The etiopathogenesis of rhinoscleroma is still not fully clear. Infection by K. rhinoscleromatis is fundamental for the onset of the disease, but it is impossible to reproduce rhinoscleroma experimentally only by infection with the bacteria both in humans and in animals. Several risk factors have been associated with rhinoscleroma. This disease is more frequent among individuals in the second or third decades of life, those living in crowded conditions, and individuals living in rural areas, with poor hygienic and nutritional conditions [5].

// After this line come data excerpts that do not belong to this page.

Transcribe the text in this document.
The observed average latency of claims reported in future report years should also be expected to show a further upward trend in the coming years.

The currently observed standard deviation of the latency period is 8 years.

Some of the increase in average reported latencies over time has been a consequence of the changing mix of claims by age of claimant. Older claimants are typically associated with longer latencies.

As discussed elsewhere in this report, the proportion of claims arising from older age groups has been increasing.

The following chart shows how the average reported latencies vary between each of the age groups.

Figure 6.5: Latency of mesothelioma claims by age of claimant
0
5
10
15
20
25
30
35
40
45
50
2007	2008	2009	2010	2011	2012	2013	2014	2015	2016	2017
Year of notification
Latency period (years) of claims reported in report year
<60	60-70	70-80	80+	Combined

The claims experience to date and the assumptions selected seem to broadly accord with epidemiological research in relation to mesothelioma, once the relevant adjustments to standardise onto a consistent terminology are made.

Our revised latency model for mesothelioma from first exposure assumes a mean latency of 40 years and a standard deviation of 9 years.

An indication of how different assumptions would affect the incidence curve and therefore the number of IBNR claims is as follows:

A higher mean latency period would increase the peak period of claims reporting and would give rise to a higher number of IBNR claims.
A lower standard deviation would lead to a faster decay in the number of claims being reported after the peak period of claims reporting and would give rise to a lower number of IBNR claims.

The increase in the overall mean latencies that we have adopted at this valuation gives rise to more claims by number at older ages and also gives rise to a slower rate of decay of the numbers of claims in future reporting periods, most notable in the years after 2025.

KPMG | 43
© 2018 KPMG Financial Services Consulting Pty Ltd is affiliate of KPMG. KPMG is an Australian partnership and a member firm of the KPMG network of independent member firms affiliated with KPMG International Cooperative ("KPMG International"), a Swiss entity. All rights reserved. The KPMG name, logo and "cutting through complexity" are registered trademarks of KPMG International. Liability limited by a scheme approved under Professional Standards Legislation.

The presence of K. rhinoscleromatis is not enough for the development of the disease as contact for many years of a patient with healthy individuals may not necessarily lead to the development of the infection in the latter. This has led to the suggestion that susceptibility of the host is important for the development of the disease including impairment in cellular immunity [6]. Therefore, study of the predisposing factors is important and in view of the declining effectiveness of antibiotics against microbes, we might need a different modality of antimicrobial treatment in the future.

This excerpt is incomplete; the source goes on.